Tra onirismo spinto e una impossibile “detection”
Faticoso da seguire ma incredibilmente suggestivo, sia sul piano filosofico che su quello prettamente estetico, The Codes è frutto di una complessa tessitura, in cui ad alternarsi sullo schermo sono il tempo presente, flashback relativi al torbido passato della famiglia e allucinati momenti onirici. Sono soprattutto queste scene così surreali, sovente macabre, girate assemblando lunghe carrellate ed elaborati piani sequenza che possono ricordare la pressoché coeva estetica “tarkovskiana”, a generare le emozioni più forti.

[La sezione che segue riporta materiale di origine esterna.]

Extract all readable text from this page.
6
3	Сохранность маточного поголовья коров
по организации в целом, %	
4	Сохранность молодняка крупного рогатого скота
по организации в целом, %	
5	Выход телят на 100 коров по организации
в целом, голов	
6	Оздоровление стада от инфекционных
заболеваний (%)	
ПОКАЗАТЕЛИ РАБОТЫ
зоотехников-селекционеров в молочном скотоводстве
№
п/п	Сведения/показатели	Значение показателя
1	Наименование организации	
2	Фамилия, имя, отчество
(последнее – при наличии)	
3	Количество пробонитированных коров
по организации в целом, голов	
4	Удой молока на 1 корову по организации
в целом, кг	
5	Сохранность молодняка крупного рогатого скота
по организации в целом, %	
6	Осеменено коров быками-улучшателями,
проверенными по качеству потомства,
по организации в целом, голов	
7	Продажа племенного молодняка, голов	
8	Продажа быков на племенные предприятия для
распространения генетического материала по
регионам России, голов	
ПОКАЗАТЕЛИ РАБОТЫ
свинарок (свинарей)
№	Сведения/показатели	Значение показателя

Ma anche le sequenze ambientate nel presente possiedono un loro appeal emotivo, dato inoltre dalle interpretazioni così sofferte e introspettive offerte da un cast di prim’ordine; al suo interno spicca senz’altro nel ruolo del tormentato figlio maggiore quell’attore, Zbigniew Cybulski, considerato all’epoca una sorta di James Dean polacco, che è presenza costante non soltanto nelle opere di Has (Il manoscritto trovato a Saragozza, Come essere amata) ma pure nei capolavori di Wajda (Cenere e diamanti, 1958) o di Kawalerowicz (Il treno della notte, 1958). In lui, o meglio in quel volto incorniciato da occhiali la cui montatura scura e spessa ci appare altrettanto iconica, risiede uno spirito inquieto, la cui essenza ieri come oggi riesce a bucare lo schermo e a comunicare in profondità con lo spettatore.